In a comment to Tuesday's post on the deaths in Wexford, Frank McGahon linked to Neil Ferguson's review of Nicholas Taleb's new book, Black Swan. Taleb's basic point is that we're very good at providing narratives for shocking events in hindsight, but that very often they're just down to utterly unpredictable or inexplicable 'black swan moments.'

Anyway, I see that Oliver Burkeman has another review of the book in yesterday's Guardian. I don't think that the point is that the narratives we construct are necessarily untrue. It's more that they cohere around the landmark event and so are not apparent until afterwards. So, the conditions for the First World War were in place when Franz Ferdinand entered Sarajevo. But that doesn't mean that anyone could have predicted that this spark would set the whole thing off.

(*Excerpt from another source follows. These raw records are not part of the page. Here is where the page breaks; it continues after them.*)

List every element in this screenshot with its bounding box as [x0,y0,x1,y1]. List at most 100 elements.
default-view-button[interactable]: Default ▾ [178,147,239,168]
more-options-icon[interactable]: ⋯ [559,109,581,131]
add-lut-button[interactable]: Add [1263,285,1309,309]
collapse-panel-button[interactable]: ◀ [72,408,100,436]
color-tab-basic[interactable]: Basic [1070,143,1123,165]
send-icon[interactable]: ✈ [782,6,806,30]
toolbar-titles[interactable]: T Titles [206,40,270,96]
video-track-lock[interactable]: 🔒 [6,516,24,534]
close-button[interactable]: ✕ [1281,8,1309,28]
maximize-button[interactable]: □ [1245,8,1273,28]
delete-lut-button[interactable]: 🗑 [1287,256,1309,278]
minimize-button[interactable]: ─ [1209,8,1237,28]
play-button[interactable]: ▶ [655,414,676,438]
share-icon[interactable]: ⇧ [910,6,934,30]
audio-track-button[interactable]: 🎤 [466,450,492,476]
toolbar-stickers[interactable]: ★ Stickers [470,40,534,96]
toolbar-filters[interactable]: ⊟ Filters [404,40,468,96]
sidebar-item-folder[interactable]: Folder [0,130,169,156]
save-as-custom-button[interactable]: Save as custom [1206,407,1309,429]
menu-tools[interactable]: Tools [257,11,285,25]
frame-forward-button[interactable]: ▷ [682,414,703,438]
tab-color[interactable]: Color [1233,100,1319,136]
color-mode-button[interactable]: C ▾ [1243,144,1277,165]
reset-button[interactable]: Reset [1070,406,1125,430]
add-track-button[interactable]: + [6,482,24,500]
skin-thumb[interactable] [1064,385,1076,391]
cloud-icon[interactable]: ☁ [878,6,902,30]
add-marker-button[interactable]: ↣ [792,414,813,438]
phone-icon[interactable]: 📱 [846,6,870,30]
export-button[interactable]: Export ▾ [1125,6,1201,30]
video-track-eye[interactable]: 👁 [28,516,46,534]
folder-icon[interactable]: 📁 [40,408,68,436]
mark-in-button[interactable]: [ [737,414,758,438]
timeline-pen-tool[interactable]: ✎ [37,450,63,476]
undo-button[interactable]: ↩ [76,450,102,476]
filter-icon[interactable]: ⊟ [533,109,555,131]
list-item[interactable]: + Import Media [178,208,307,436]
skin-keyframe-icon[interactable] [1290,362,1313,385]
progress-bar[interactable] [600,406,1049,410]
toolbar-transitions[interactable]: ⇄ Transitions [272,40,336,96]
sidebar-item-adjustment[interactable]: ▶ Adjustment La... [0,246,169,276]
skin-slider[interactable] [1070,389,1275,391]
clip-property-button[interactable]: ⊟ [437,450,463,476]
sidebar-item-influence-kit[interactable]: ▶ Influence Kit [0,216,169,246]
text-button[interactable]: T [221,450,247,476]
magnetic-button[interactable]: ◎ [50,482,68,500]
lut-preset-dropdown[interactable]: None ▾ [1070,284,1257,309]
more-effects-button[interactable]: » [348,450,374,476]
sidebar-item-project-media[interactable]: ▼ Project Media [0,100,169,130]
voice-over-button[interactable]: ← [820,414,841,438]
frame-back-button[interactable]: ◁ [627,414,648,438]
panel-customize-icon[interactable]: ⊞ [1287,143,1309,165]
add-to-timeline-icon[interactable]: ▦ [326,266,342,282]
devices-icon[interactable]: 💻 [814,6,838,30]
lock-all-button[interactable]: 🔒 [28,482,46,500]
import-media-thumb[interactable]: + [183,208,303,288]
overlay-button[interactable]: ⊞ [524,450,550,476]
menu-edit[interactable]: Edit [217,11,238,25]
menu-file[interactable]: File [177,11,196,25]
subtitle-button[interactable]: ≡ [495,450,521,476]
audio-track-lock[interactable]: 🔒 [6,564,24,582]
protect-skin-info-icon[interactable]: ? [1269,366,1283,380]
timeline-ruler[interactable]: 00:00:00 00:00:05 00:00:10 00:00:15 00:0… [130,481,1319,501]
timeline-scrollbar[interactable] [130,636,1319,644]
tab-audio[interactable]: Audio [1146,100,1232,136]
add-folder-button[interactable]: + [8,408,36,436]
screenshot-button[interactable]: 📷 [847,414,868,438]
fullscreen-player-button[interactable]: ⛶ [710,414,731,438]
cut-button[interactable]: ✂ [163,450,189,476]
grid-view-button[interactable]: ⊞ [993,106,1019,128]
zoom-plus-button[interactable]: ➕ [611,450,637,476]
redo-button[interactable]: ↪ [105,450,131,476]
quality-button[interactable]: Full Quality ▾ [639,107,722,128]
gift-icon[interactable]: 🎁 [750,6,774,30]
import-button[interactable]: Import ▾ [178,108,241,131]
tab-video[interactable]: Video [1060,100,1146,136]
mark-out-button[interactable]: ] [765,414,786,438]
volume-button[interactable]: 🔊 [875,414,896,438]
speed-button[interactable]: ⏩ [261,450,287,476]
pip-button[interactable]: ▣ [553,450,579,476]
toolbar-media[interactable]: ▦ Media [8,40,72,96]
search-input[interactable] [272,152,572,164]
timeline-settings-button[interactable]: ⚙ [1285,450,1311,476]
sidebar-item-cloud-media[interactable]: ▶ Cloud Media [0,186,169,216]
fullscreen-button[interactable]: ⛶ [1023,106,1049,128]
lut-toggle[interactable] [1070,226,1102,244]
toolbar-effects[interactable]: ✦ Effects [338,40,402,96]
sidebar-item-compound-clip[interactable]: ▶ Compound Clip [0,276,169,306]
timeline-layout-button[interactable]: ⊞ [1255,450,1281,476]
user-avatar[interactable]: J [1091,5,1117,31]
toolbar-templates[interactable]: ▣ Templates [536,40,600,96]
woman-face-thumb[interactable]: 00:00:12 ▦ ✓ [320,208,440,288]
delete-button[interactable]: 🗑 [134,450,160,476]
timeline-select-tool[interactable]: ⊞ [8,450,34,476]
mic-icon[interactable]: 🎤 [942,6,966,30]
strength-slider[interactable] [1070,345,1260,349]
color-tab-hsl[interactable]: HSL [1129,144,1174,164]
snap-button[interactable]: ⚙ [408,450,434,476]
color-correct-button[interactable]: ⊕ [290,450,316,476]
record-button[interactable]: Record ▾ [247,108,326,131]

I like the Taleb's comment about Rumsfeld's famous 2002 unknown uknowns speech (see also here). Taleb had apparently set his thinking out for Rumsfeld's people and so was the inspiration for the speech. But he now says that "I don't want to be advertised as someone who's too close to these people." I'd say. Anyway as Burkeman has it,

"Rumsfeld's "unknown unknowns" speech made perfect sense. The problem, Taleb says, was that Rumsfeld himself didn't understand it. The black swan way of thinking should have prompted the defence secretary to be cautious about his capacity to predict the future in Iraq. Instead, he fell, again and again, into the prediction trap."

That is, he constructed narratives to explain past events and in his arrogance inferred from that that, being smart enough, he could spot the narratives leading to future events too.

Another lesson that the real gobshites in life are not the stupid people. It's people who are not nearly so clever as they think.